Understanding The 1031 Tax Exchange

1031 Exchange

So you are finally ready to sell your old investment or business property and invest in something new. But you really don’t want to have to share the money you have made with the taxman who is going to want to collect his cut.

There’s a way to prevent that from happening. Investors can thank the IRS for Section 1031 because it provides an out for real estate investors, property investors, and business owners by allowing them to defer their capitial gains taxes indefinitely by purchasing a property that’s similar to the one they are giving up. 1031 tax exchange laws do not recognize the need to pay capital gains taxes as long as you sell your property (used for investment, trade or business) and use the proceeds to reinvest in a another property or equal or greater value.
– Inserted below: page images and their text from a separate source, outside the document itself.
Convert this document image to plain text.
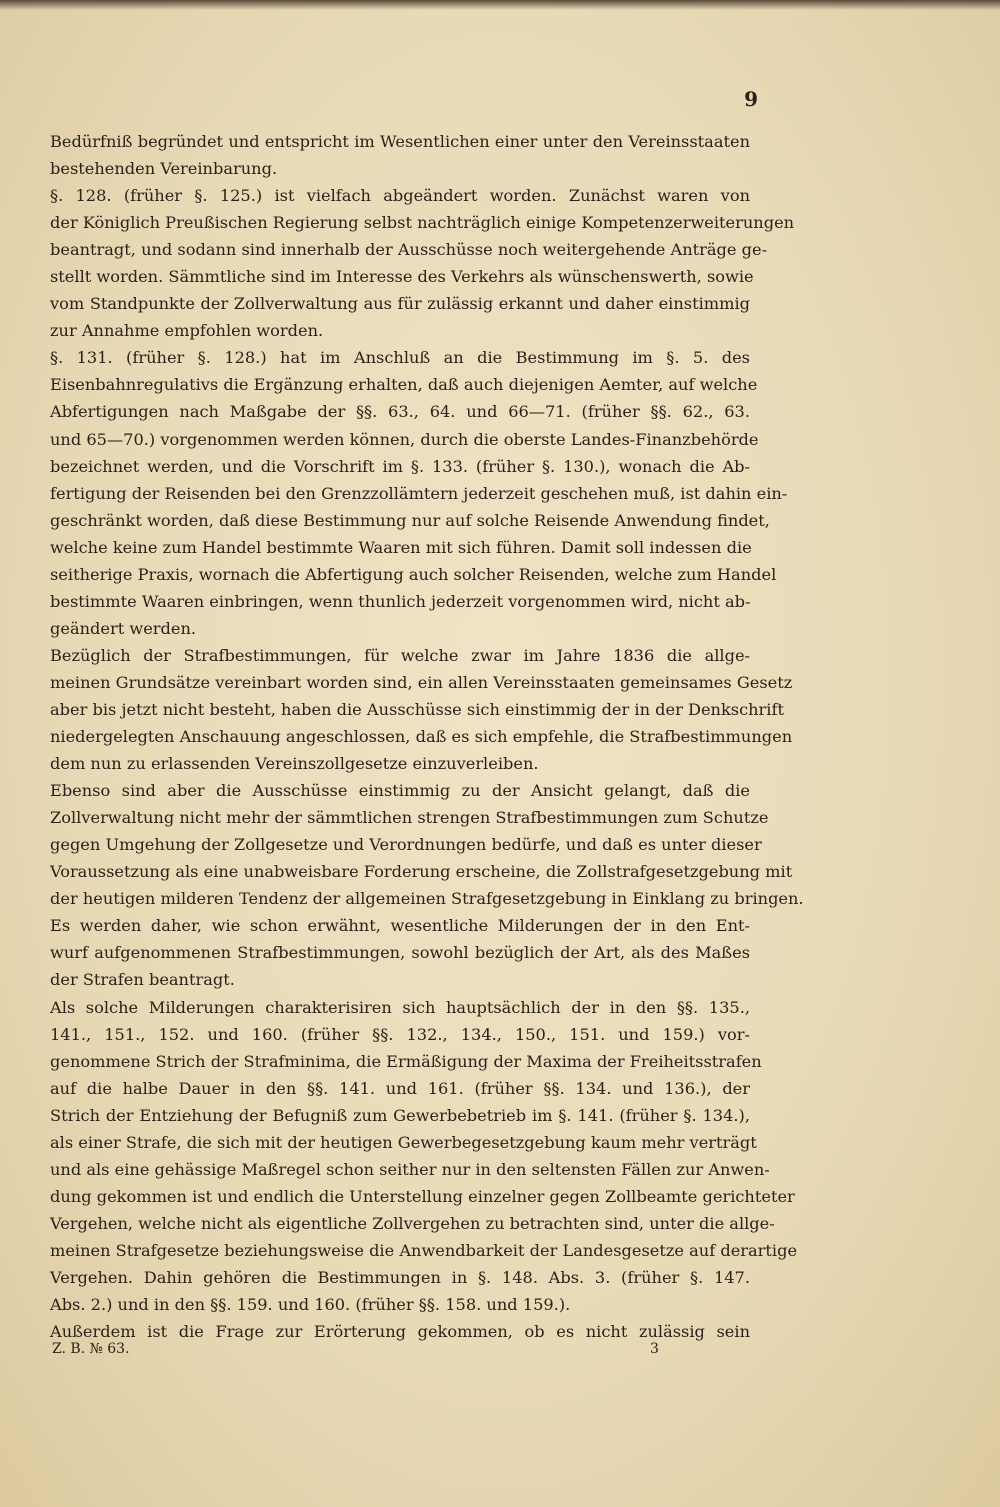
9
Bedürfniß begründet und entspricht im Wesentlichen einer unter den Vereinsstaaten
bestehenden Vereinbarung.
§. 128. (früher §. 125.) ist vielfach abgeändert worden. Zunächst waren von
der Königlich Preußischen Regierung selbst nachträglich einige Kompetenzerweiterungen
beantragt, und sodann sind innerhalb der Ausschüsse noch weitergehende Anträge ge-
stellt worden. Sämmtliche sind im Interesse des Verkehrs als wünschenswerth, sowie
vom Standpunkte der Zollverwaltung aus für zulässig erkannt und daher einstimmig
zur Annahme empfohlen worden.
§. 131. (früher §. 128.) hat im Anschluß an die Bestimmung im §. 5. des
Eisenbahnregulativs die Ergänzung erhalten, daß auch diejenigen Aemter, auf welche
Abfertigungen nach Maßgabe der §§. 63., 64. und 66—71. (früher §§. 62., 63.
und 65—70.) vorgenommen werden können, durch die oberste Landes-Finanzbehörde
bezeichnet werden, und die Vorschrift im §. 133. (früher §. 130.), wonach die Ab-
fertigung der Reisenden bei den Grenzzollämtern jederzeit geschehen muß, ist dahin ein-
geschränkt worden, daß diese Bestimmung nur auf solche Reisende Anwendung findet,
welche keine zum Handel bestimmte Waaren mit sich führen. Damit soll indessen die
seitherige Praxis, wornach die Abfertigung auch solcher Reisenden, welche zum Handel
bestimmte Waaren einbringen, wenn thunlich jederzeit vorgenommen wird, nicht ab-
geändert werden.
Bezüglich der Strafbestimmungen, für welche zwar im Jahre 1836 die allge-
meinen Grundsätze vereinbart worden sind, ein allen Vereinsstaaten gemeinsames Gesetz
aber bis jetzt nicht besteht, haben die Ausschüsse sich einstimmig der in der Denkschrift
niedergelegten Anschauung angeschlossen, daß es sich empfehle, die Strafbestimmungen
dem nun zu erlassenden Vereinszollgesetze einzuverleiben.
Ebenso sind aber die Ausschüsse einstimmig zu der Ansicht gelangt, daß die
Zollverwaltung nicht mehr der sämmtlichen strengen Strafbestimmungen zum Schutze
gegen Umgehung der Zollgesetze und Verordnungen bedürfe, und daß es unter dieser
Voraussetzung als eine unabweisbare Forderung erscheine, die Zollstrafgesetzgebung mit
der heutigen milderen Tendenz der allgemeinen Strafgesetzgebung in Einklang zu bringen.
Es werden daher, wie schon erwähnt, wesentliche Milderungen der in den Ent-
wurf aufgenommenen Strafbestimmungen, sowohl bezüglich der Art, als des Maßes
der Strafen beantragt.
Als solche Milderungen charakterisiren sich hauptsächlich der in den §§. 135.,
141., 151., 152. und 160. (früher §§. 132., 134., 150., 151. und 159.) vor-
genommene Strich der Strafminima, die Ermäßigung der Maxima der Freiheitsstrafen
auf die halbe Dauer in den §§. 141. und 161. (früher §§. 134. und 136.), der
Strich der Entziehung der Befugniß zum Gewerbebetrieb im §. 141. (früher §. 134.),
als einer Strafe, die sich mit der heutigen Gewerbegesetzgebung kaum mehr verträgt
und als eine gehässige Maßregel schon seither nur in den seltensten Fällen zur Anwen-
dung gekommen ist und endlich die Unterstellung einzelner gegen Zollbeamte gerichteter
Vergehen, welche nicht als eigentliche Zollvergehen zu betrachten sind, unter die allge-
meinen Strafgesetze beziehungsweise die Anwendbarkeit der Landesgesetze auf derartige
Vergehen. Dahin gehören die Bestimmungen in §. 148. Abs. 3. (früher §. 147.
Abs. 2.) und in den §§. 159. und 160. (früher §§. 158. und 159.).
Außerdem ist die Frage zur Erörterung gekommen, ob es nicht zulässig sein
Z. B. № 63.	3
The Benefits of the 1031 Exchange Law:

A) Investors can save money by deferring their taxes on the sale of their property.

B) The elimination of taxes puts more money in the owner’s pockets and allows them to invest in more investment property.

What the 1031 tax exchange law does not include: Stocks, Bonds, Loans, Certificates of Trust, Partnership Interest, Personal Residences

…The good thing is that the 1031 Tax Exchange Law states that you don’t necessarily have to exchange or trade your property for an exact match, in order to avoid from having to pay taxes. You can actually sell your property and use the money you make to invest in, and buy, a property that is akin to your relinquished one.

In order to qualify for a 1031 Tax Exchange you must make sure of the following:

A) Compared to the price of your relinquished-property, the new property you are buying must be of equal or greater value.

B) The proceeds from the investment property you are relinquishing, absolutely must be used to buy the new property you want.

C) Then the property you are buying has to be similar to your old one. For example if your old property was used for business then the one you are purchasing must be used for the same.

Once you’ve made the necessary arrangements, you may start the process of “exchanging” your investment property.

1. You must first choose a qualified intermediary to manage and facilitate your 1031 exchange for you.

2. Selling your investment property to a buyer that wants to buy it means you will also need to let them know that you are utilizing a 1031 exchange.

3. Within forty five days or less identify the replacement property.

4. It’s now required that you choose your replacement property within the allotted 180 days.

The 1031 tax exchange process may take some time, so be patient and rest assured you will benefit from it in the end.